I eyed her in my rearview. “You were supposed to be getting a consultation.”
“We consulted,” Fran said. “Then I got my wrinkles Botoxed.” She fluffed her hair. “And he filled in my marionette lines and plumped up my lips. He’s such a nice man. And I look fabulous!”
“Me too,” Spud said. And smiled. “We both look fabulous, for crying out loud.”
Jersey Barnes and crew, supersleuths in action. We hadn’t gleaned much intel about the Divine Image Group. But Fran and Spud had shaved years off their appearances. And I’d managed to grab the Divine Group’s appointment book. It wasn’t a completely wasted trip.
TWENTY-SIX
Morgan was waiting when we pulled open the Block’s oversize warehouse-style garage doors, and he came in with the sunlight. I was helping to fill ice bins, open the registers, and prep the bar—and hadn’t been expecting him.
“Morgan,” I said. “Good to see that you’re getting out and about in Wilmington! You here for an early lunch?”
He positioned himself on a bar stool. “Just coffee, please. I don’t usually eat anything until midday.”
I poured his coffee, and he explained that he was trying to cut back on the amount of time he spent at work. I could “listen” between the lines. Translation: He knew eavesdropping to be wrong in so many different ways, but the craving to do so remained strong. Cutting
back on his work hours was Morgan’s way of staying away from the temptation as much as possible.
“So anyway,” he went on, “I got a visitor’s guide and I’ve been checking out all the attractions around here. I feel like a tourist.”
“Smart move on your part,” I said. “Get out there. Meet people. Have fun.”
Morgan sipped from his coffee cup, frowned, smelled the brew, frowned again.
I sat beside him. “Something wrong?”
He asked what type of coffee we were using. I told him.
He took another sip. “The coffee has a bitter, almost metallic aftertaste. When’s the last time you cleaned your brewer?”
“Huh?” I didn’t know you were supposed to clean a coffee machine, other than the pot. Ox normally made sure that type of thing got done.
Morgan laughed. “It’s very simple. After you close tonight, run a cycle of half white vinegar and half water through the brewer. Then flush it out with two cycles of plain water. Need to do that once a month to keep the flavor of the coffee from getting spoiled by mineral deposits.”
I gave him a light punch on the shoulder. “You’re a natural at this restaurant stuff!”
“I’m told I have a perceptive palate.” He grinned. “The chef asks me to taste his new creations.”
“That’s excellent, Morgan. When the DEA finishes their investigation and all that mess is behind you, you might love your new life as restaurateur.”
“You could be right.” He forced down some coffee. “Speaking of the dope police, any new developments?”
I gave Morgan a vague update. “You need to be careful until this is all over. Stay aware of what’s going on around you.
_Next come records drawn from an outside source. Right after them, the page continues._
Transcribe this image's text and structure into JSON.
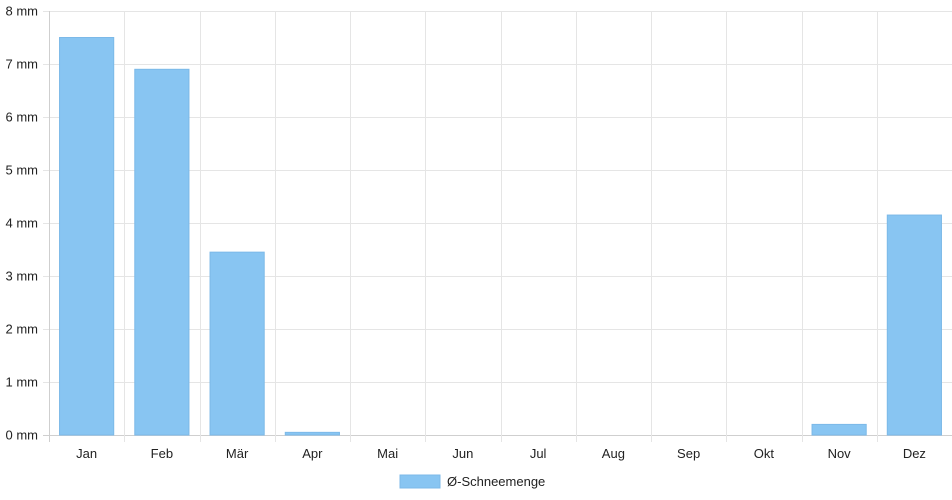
{
  "chart_data": {
    "type": "bar",
    "categories": [
      "Jan",
      "Feb",
      "Mär",
      "Apr",
      "Mai",
      "Jun",
      "Jul",
      "Aug",
      "Sep",
      "Okt",
      "Nov",
      "Dez"
    ],
    "series": [
      {
        "name": "Ø-Schneemenge",
        "values": [
          7.5,
          6.9,
          3.45,
          0.05,
          0,
          0,
          0,
          0,
          0,
          0,
          0.2,
          4.15
        ]
      }
    ],
    "y_ticks": [
      "0 mm",
      "1 mm",
      "2 mm",
      "3 mm",
      "4 mm",
      "5 mm",
      "6 mm",
      "7 mm",
      "8 mm"
    ],
    "ylim": [
      0,
      8
    ],
    "unit": "mm",
    "grid": true,
    "legend_position": "bottom",
    "colors": {
      "bar": "#88c5f2",
      "bar_border": "#7cb9e8",
      "grid": "#e5e5e5",
      "axis": "#cfcfcf"
    }
  }
}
I don’t think you’re in any danger, but you still need to be on alert. Call me the instant you sense anything fishy.”
“Ready to implement the ‘free lunch’ plan?” he asked.
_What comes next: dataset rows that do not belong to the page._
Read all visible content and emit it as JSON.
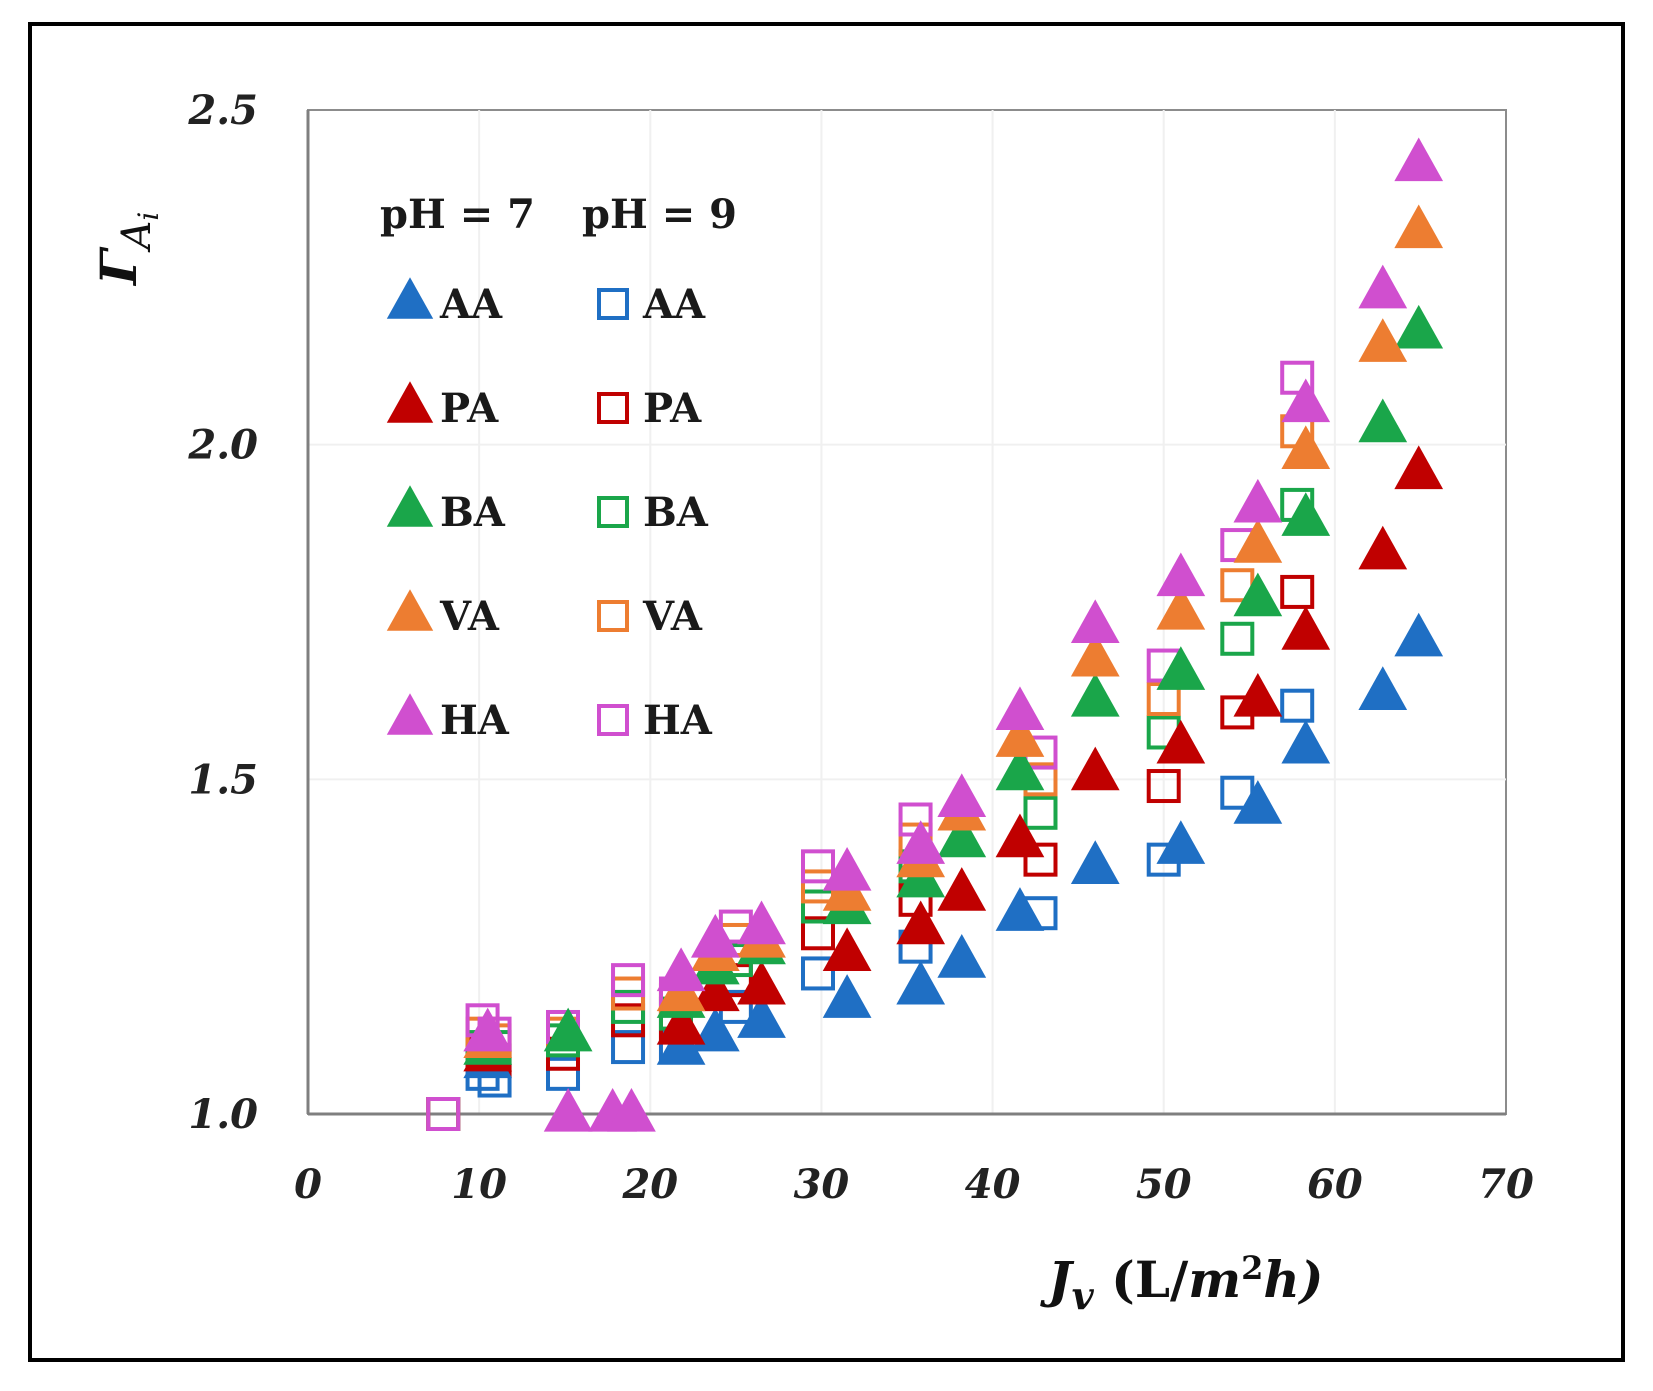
{
  "chart_data": {
    "type": "scatter",
    "title": "",
    "xlabel": {
      "main": "J",
      "sub": "v",
      "pre": " (L/",
      "unit": "m",
      "sup": "2",
      "post": "h)"
    },
    "ylabel": {
      "main": "Γ",
      "sub": "A",
      "subsub": "i"
    },
    "xlim": [
      0,
      70
    ],
    "ylim": [
      1.0,
      2.5
    ],
    "x_ticks": [
      0,
      10,
      20,
      30,
      40,
      50,
      60,
      70
    ],
    "x_tick_labels": [
      "0",
      "10",
      "20",
      "30",
      "40",
      "50",
      "60",
      "70"
    ],
    "y_ticks": [
      1.0,
      1.5,
      2.0,
      2.5
    ],
    "y_tick_labels": [
      "1.0",
      "1.5",
      "2.0",
      "2.5"
    ],
    "grid": true,
    "legend": {
      "placement": "top-left",
      "headers": [
        "pH = 7",
        "pH = 9"
      ],
      "entries": [
        "AA",
        "PA",
        "BA",
        "VA",
        "HA"
      ]
    },
    "colors": {
      "AA": "#1f6fc4",
      "PA": "#c00000",
      "BA": "#1aa64a",
      "VA": "#ed7d31",
      "HA": "#d04fcf"
    },
    "series": [
      {
        "name": "AA",
        "ph": "pH = 7",
        "marker": "triangle",
        "x": [
          10.5,
          21.8,
          23.8,
          26.5,
          31.5,
          35.8,
          38.2,
          41.6,
          46.0,
          51.0,
          55.5,
          58.3,
          62.8,
          64.9
        ],
        "y": [
          1.08,
          1.1,
          1.12,
          1.14,
          1.17,
          1.19,
          1.23,
          1.3,
          1.37,
          1.4,
          1.46,
          1.55,
          1.63,
          1.71
        ]
      },
      {
        "name": "PA",
        "ph": "pH = 7",
        "marker": "triangle",
        "x": [
          10.5,
          21.8,
          23.8,
          26.5,
          31.5,
          35.8,
          38.2,
          41.6,
          46.0,
          51.0,
          55.5,
          58.3,
          62.8,
          64.9
        ],
        "y": [
          1.09,
          1.13,
          1.18,
          1.19,
          1.24,
          1.28,
          1.33,
          1.41,
          1.51,
          1.55,
          1.62,
          1.72,
          1.84,
          1.96
        ]
      },
      {
        "name": "BA",
        "ph": "pH = 7",
        "marker": "triangle",
        "x": [
          10.5,
          15.2,
          21.8,
          23.8,
          26.5,
          31.5,
          35.8,
          38.2,
          41.6,
          46.0,
          51.0,
          55.5,
          58.3,
          62.8,
          64.9
        ],
        "y": [
          1.1,
          1.12,
          1.17,
          1.22,
          1.25,
          1.31,
          1.35,
          1.41,
          1.51,
          1.62,
          1.66,
          1.77,
          1.89,
          2.03,
          2.17
        ]
      },
      {
        "name": "VA",
        "ph": "pH = 7",
        "marker": "triangle",
        "x": [
          10.5,
          21.8,
          23.8,
          26.5,
          31.5,
          35.8,
          38.2,
          41.6,
          46.0,
          51.0,
          55.5,
          58.3,
          62.8,
          64.9
        ],
        "y": [
          1.11,
          1.18,
          1.24,
          1.26,
          1.33,
          1.38,
          1.45,
          1.56,
          1.68,
          1.75,
          1.85,
          1.99,
          2.15,
          2.32
        ]
      },
      {
        "name": "HA",
        "ph": "pH = 7",
        "marker": "triangle",
        "x": [
          10.5,
          15.2,
          17.8,
          18.9,
          21.8,
          23.8,
          26.5,
          31.5,
          35.8,
          38.2,
          41.6,
          46.0,
          51.0,
          55.5,
          58.3,
          62.8,
          64.9
        ],
        "y": [
          1.12,
          1.0,
          1.0,
          1.0,
          1.21,
          1.26,
          1.28,
          1.36,
          1.4,
          1.47,
          1.6,
          1.73,
          1.8,
          1.91,
          2.06,
          2.23,
          2.42
        ]
      },
      {
        "name": "AA",
        "ph": "pH = 9",
        "marker": "square",
        "x": [
          7.9,
          10.2,
          10.9,
          14.9,
          18.7,
          21.5,
          25.0,
          29.8,
          35.5,
          42.8,
          50.0,
          54.3,
          57.8
        ],
        "y": [
          1.0,
          1.06,
          1.05,
          1.06,
          1.1,
          1.1,
          1.16,
          1.21,
          1.25,
          1.3,
          1.38,
          1.48,
          1.61
        ]
      },
      {
        "name": "PA",
        "ph": "pH = 9",
        "marker": "square",
        "x": [
          7.9,
          10.2,
          10.9,
          14.9,
          18.7,
          21.5,
          25.0,
          29.8,
          35.5,
          42.8,
          50.0,
          54.3,
          57.8
        ],
        "y": [
          1.0,
          1.09,
          1.08,
          1.09,
          1.14,
          1.13,
          1.2,
          1.27,
          1.32,
          1.38,
          1.49,
          1.6,
          1.78
        ]
      },
      {
        "name": "BA",
        "ph": "pH = 9",
        "marker": "square",
        "x": [
          7.9,
          10.2,
          10.9,
          14.9,
          18.7,
          21.5,
          25.0,
          29.8,
          35.5,
          42.8,
          50.0,
          54.3,
          57.8
        ],
        "y": [
          1.0,
          1.1,
          1.1,
          1.11,
          1.16,
          1.15,
          1.23,
          1.31,
          1.37,
          1.45,
          1.57,
          1.71,
          1.91
        ]
      },
      {
        "name": "VA",
        "ph": "pH = 9",
        "marker": "square",
        "x": [
          7.9,
          10.2,
          10.9,
          14.9,
          18.7,
          21.5,
          25.0,
          29.8,
          35.5,
          42.8,
          50.0,
          54.3,
          57.8
        ],
        "y": [
          1.0,
          1.12,
          1.11,
          1.12,
          1.18,
          1.17,
          1.26,
          1.34,
          1.41,
          1.5,
          1.62,
          1.79,
          2.02
        ]
      },
      {
        "name": "HA",
        "ph": "pH = 9",
        "marker": "square",
        "x": [
          7.9,
          10.2,
          10.9,
          14.9,
          18.7,
          21.5,
          25.0,
          29.8,
          35.5,
          42.8,
          50.0,
          54.3,
          57.8
        ],
        "y": [
          1.0,
          1.14,
          1.12,
          1.13,
          1.2,
          1.18,
          1.28,
          1.37,
          1.44,
          1.54,
          1.67,
          1.85,
          2.1
        ]
      }
    ]
  }
}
I nodded. It was a good idea. It could work. Determined to help, Morgan had come up with the idea to open Argo’s for an invitation-only lunch. All of his regulars were invited. It would be Morgan’s way of saying thanks for the patronage and continued support after his father’s passing. He’d purposely scheduled it when the doctors could attend, and we’d be recording them to have something for leverage if needed.